Bölüm Şarkı/Ariana Grande-One last time

[Düzenlendi]

Zil çalar çalmaz yerimden kalkıp çantamı aldım. "Görüşürüz." dedikten sonra, çantamı alıp kapıya doğru yürüdüm, tam çıkıcaktım ki bir el kolumu tuttu. Döndüğümde Kerem olduğunu gördüm.

"Ne var?" dedim.

"Nereye gidiyorsun?" dediğinde kaşlarımı çattım.

"Bu seni ne ilgilendiriyor?"

"Bir soru sordum!"

Sesini mi yükseltmişti o?

"Seni ilgilendirmez!" dedim ve sinirle sınıftan çıktım.

Merdivenlerden hızlı hızlı inip çıkışa ulaştım. Güvenliğe müdürden kursa gitmek için aldığım izin kağıdını uzattıktan sonra okuldan çıkıp durağa doğru yürüdüm.

Otobüs gelince kartımı bastım ve arkalarda tek boş yer olan bir çocuğun yanına oturdum. Çocuğun bakışlarını üzerimde hissedince, ona döndüm. Yanılmamıştım, bana bakıyordu. Çocuğa dik dik bakınca gülümsedi ve önüne döndü.

Kursun durağına gelince indim ve kursa doğru ilerledim.
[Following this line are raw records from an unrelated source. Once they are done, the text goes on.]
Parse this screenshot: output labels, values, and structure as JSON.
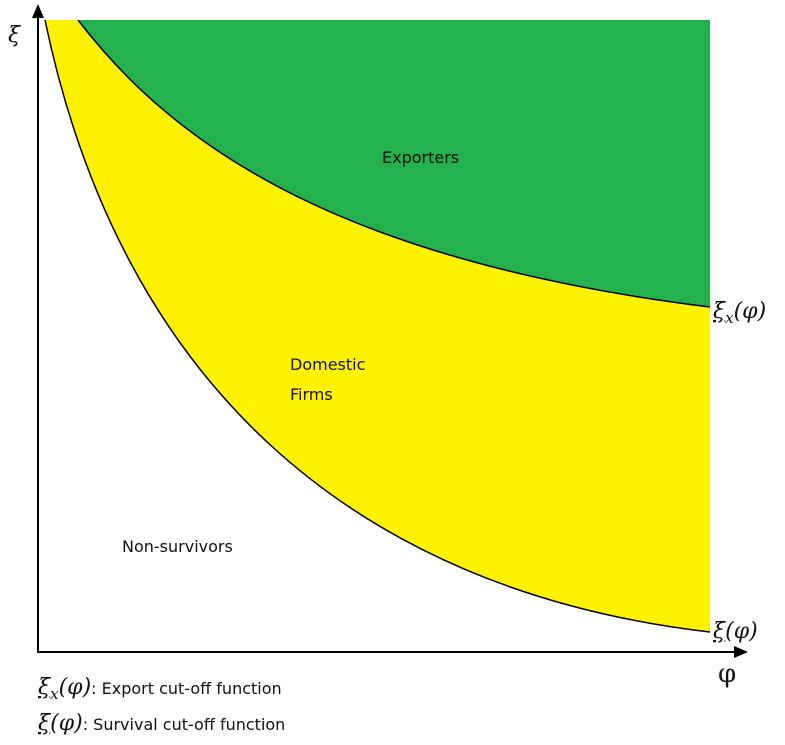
{
  "axes": {
    "y_label": "ξ",
    "x_label": "φ"
  },
  "regions": {
    "exporters": "Exporters",
    "domestic": [
      "Domestic",
      "Firms"
    ],
    "non_survivors": "Non-survivors"
  },
  "curves": [
    {
      "symbol": "ξ",
      "subscript": "x",
      "argument": "(φ)",
      "description": ": Export cut-off function"
    },
    {
      "symbol": "ξ",
      "argument": "(φ)",
      "description": ": Survival cut-off function"
    }
  ]
}
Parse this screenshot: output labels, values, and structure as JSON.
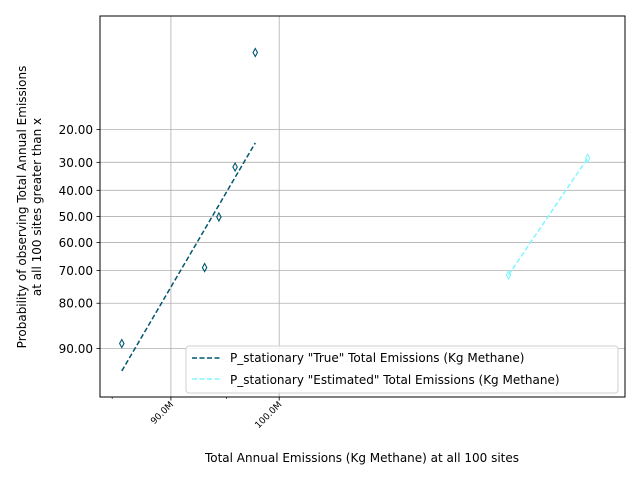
{
  "chart_data": {
    "type": "scatter",
    "title": "",
    "xlabel": "Total Annual Emissions (Kg Methane) at all 100 sites",
    "ylabel_lines": [
      "Probability of observing Total Annual Emissions",
      "at all 100 sites greater than x"
    ],
    "x_scale": "log",
    "y_scale": "normal-probability",
    "xlim": [
      84000000,
      140000000
    ],
    "ylim": [
      96.0,
      2.6
    ],
    "x_ticks": [
      {
        "value": 90000000,
        "label": "90.0M"
      },
      {
        "value": 100000000,
        "label": "100.0M"
      }
    ],
    "x_minor_ticks": [
      85000000,
      95000000
    ],
    "y_ticks": [
      {
        "value": 20,
        "label": "20.00"
      },
      {
        "value": 30,
        "label": "30.00"
      },
      {
        "value": 40,
        "label": "40.00"
      },
      {
        "value": 50,
        "label": "50.00"
      },
      {
        "value": 60,
        "label": "60.00"
      },
      {
        "value": 70,
        "label": "70.00"
      },
      {
        "value": 80,
        "label": "80.00"
      },
      {
        "value": 90,
        "label": "90.00"
      }
    ],
    "grid": true,
    "legend_position": "lower-right",
    "series": [
      {
        "name": "P_stationary \"True\" Total Emissions (Kg Methane)",
        "color": "#00586e",
        "line_style": "dashed",
        "marker": "thin_diamond",
        "points": [
          {
            "x": 85800000,
            "y": 89.1
          },
          {
            "x": 93000000,
            "y": 69.0
          },
          {
            "x": 94300000,
            "y": 50.2
          },
          {
            "x": 95800000,
            "y": 31.6
          },
          {
            "x": 97700000,
            "y": 5.6
          }
        ],
        "fit_line": [
          {
            "x": 85800000,
            "y": 93.3
          },
          {
            "x": 97700000,
            "y": 23.8
          }
        ]
      },
      {
        "name": "P_stationary \"Estimated\" Total Emissions (Kg Methane)",
        "color": "#7ff6ff",
        "line_style": "dashed",
        "marker": "thin_diamond",
        "points": [
          {
            "x": 125000000,
            "y": 71.5
          },
          {
            "x": 135000000,
            "y": 28.6
          }
        ],
        "fit_line": [
          {
            "x": 125000000,
            "y": 71.5
          },
          {
            "x": 135000000,
            "y": 28.6
          }
        ]
      }
    ]
  }
}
Gider gitmez, hızla soyunma odasına girdim. İki kız daha vardı, onları hiç umursamadan hızlıca beyaz uçları pileli tenis elbisemi giyip, beyaz tabanı kalkık tenis ayakkabımı da ayağıma geçirip bacak bacak üstüne atıp bağcıklarımı bağladım. Eşyalarımı da dolaba yerleştirdikten sonra, raketimi alıp soyunma odasından çıktım.

Saha'ya geldiğimde tek tük insanlar vardı. İçlerinde gıcık olduğum Selin'ide görünce, gözlerimi devirdim. Onu umursamadan sahaya yöneldim ve biraz atış çalıştım ardından, birazda atışlarımı kuvvetlendirdim. Tam bir kez daha karşıya top atmıştım ki, top karşılandı ve ben eğilerek toptan son anda kurtuldum. Kafamı kaldırdığımda, karşımdaki Selin'le karşılaştım.

Beyni, fındık kabuğundan küçük olan Selin'e gözlerimi devirdim. Bıkkınca bir nefes alıp verdim, ardından direk konuya girdim.

"Ne istiyorsun?"

"Bir Maç." dediğinde, güldüm.

"En son maç yaptığımızda, ağlayarak Saha'yı terk ettiğini unutmuş olmalısın Selin." dedim, alaylı bir ses tonuyla. Suratı asıldı ama sonra düzeldi.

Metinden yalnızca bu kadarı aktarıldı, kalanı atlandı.